Philip Melancthon, 1497-1560, was a German scholar and a humanist. He was a little delicate man, cautious, and a very smart genius who worked with Martin Luther. Luther, on the other hand, was a “bull in a china closet”, reckless and rough, like a hard-charging “tank” fighting an enemy. As a magnet requires two different poles, these two, very different individuals complemented each other. Melancthon soften Luther’s toughness so that people would not be afraid of his actions but would actually listen to what he had to say. It was Melancthon’s complementary disposition and political inspite that got Martin Luther be in the right place, at the right time. It took the two of them, working differently but in tandem, to get the job done. We must learn to celebrate our differences; that we are, in fact, all different parts of one body in Christ, that is brothers and sisters in Christ.

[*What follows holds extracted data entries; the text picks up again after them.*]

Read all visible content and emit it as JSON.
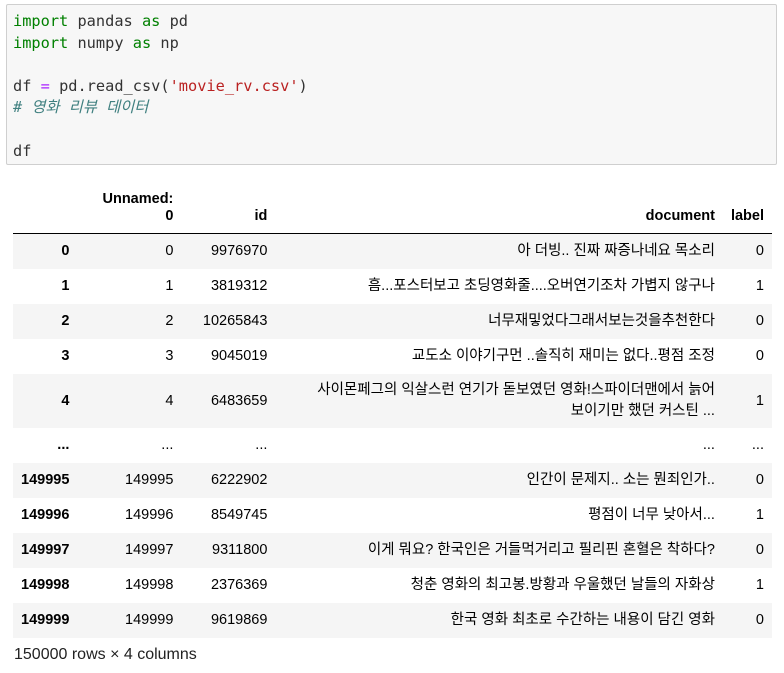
{
  "code_cell": {
    "lines": [
      {
        "parts": [
          {
            "t": "import",
            "c": "kw"
          },
          {
            "t": " pandas ",
            "c": ""
          },
          {
            "t": "as",
            "c": "kw"
          },
          {
            "t": " pd",
            "c": ""
          }
        ]
      },
      {
        "parts": [
          {
            "t": "import",
            "c": "kw"
          },
          {
            "t": " numpy ",
            "c": ""
          },
          {
            "t": "as",
            "c": "kw"
          },
          {
            "t": " np",
            "c": ""
          }
        ]
      },
      {
        "parts": []
      },
      {
        "parts": [
          {
            "t": "df ",
            "c": ""
          },
          {
            "t": "=",
            "c": "op"
          },
          {
            "t": " pd.read_csv(",
            "c": ""
          },
          {
            "t": "'movie_rv.csv'",
            "c": "str"
          },
          {
            "t": ")",
            "c": ""
          }
        ]
      },
      {
        "parts": [
          {
            "t": "# 영화 리뷰 데이터",
            "c": "cm"
          }
        ]
      },
      {
        "parts": []
      },
      {
        "parts": [
          {
            "t": "df",
            "c": ""
          }
        ]
      }
    ]
  },
  "dataframe": {
    "columns": [
      "",
      "Unnamed: 0",
      "id",
      "document",
      "label"
    ],
    "unnamed_header": {
      "line1": "Unnamed:",
      "line2": "0"
    },
    "rows": [
      {
        "index": "0",
        "unnamed": "0",
        "id": "9976970",
        "document": "아 더빙.. 진짜 짜증나네요 목소리",
        "label": "0"
      },
      {
        "index": "1",
        "unnamed": "1",
        "id": "3819312",
        "document": "흠...포스터보고 초딩영화줄....오버연기조차 가볍지 않구나",
        "label": "1"
      },
      {
        "index": "2",
        "unnamed": "2",
        "id": "10265843",
        "document": "너무재밓었다그래서보는것을추천한다",
        "label": "0"
      },
      {
        "index": "3",
        "unnamed": "3",
        "id": "9045019",
        "document": "교도소 이야기구먼 ..솔직히 재미는 없다..평점 조정",
        "label": "0"
      },
      {
        "index": "4",
        "unnamed": "4",
        "id": "6483659",
        "document": "사이몬페그의 익살스런 연기가 돋보였던 영화!스파이더맨에서 늙어\n보이기만 했던 커스틴 ...",
        "label": "1",
        "tall": true
      },
      {
        "index": "...",
        "unnamed": "...",
        "id": "...",
        "document": "...",
        "label": "..."
      },
      {
        "index": "149995",
        "unnamed": "149995",
        "id": "6222902",
        "document": "인간이 문제지.. 소는 뭔죄인가..",
        "label": "0"
      },
      {
        "index": "149996",
        "unnamed": "149996",
        "id": "8549745",
        "document": "평점이 너무 낮아서...",
        "label": "1"
      },
      {
        "index": "149997",
        "unnamed": "149997",
        "id": "9311800",
        "document": "이게 뭐요? 한국인은 거들먹거리고 필리핀 혼혈은 착하다?",
        "label": "0"
      },
      {
        "index": "149998",
        "unnamed": "149998",
        "id": "2376369",
        "document": "청춘 영화의 최고봉.방황과 우울했던 날들의 자화상",
        "label": "1"
      },
      {
        "index": "149999",
        "unnamed": "149999",
        "id": "9619869",
        "document": "한국 영화 최초로 수간하는 내용이 담긴 영화",
        "label": "0"
      }
    ]
  },
  "footer": {
    "shape": "150000 rows × 4 columns"
  }
}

“For just as the body is one and has many members, and all the members of the body, though many, are one body, so it is with Christ. For in one Spirit we were all baptized into one body—Jews or Greeks, slaves or free—and all were made to drink of one Spirit. For the body does not consist of one member but of many. If the foot should say, “Because I am not a hand, I do not belong to the body,” that would not make it any less a part of the body. And if the ear should say, “Because I am not an eye, I do not belong to the body,” that would not make it any less a part of the body. If the whole body were an eye, where would be the sense of hearing? If the whole body were an ear, where would be the sense of smell? But as it is, God arranged the members in the body, each one of them, as he chose. If all were a single member, where would the body be? As it is, there are many parts, yet one body.” (1 Corinthians 12:12-20 ESV)
In the very important “Lutheran Reformation”, Philip Melancthon (noted above) was in his own right, a great intellect of wide learning. He represented Luther at many conferences, and even wrote and presented the Augsburg Confession in 1530. Melanchthon was friends with John Calvin so after Luther’s death, Melanchthon, not being a good leader but willing to compromise on doctrinal issues continued to bring groups together in the Reformation.
Today, we Protestants owe a great deal to the Reformers; all Protestant Christians have heard of Martin Luther; we even have the denomination called Lutheran after him. But how many of you have heard of Philip Melanchthon? Just think if it were not for Philip Melanchthon, there would be no “Lutheran”! Melanchthon provided the catalyst for the Lutheran break-away experiment to begin and to finish. Without the calming impact of Melanchthon, most would not have even heard Luther’s argument. This is “Good Symmetry” over time in the developing actions from people not knowing the true impact of their work, people facing great opposition, people continuing through their long-term commitment to their LORD.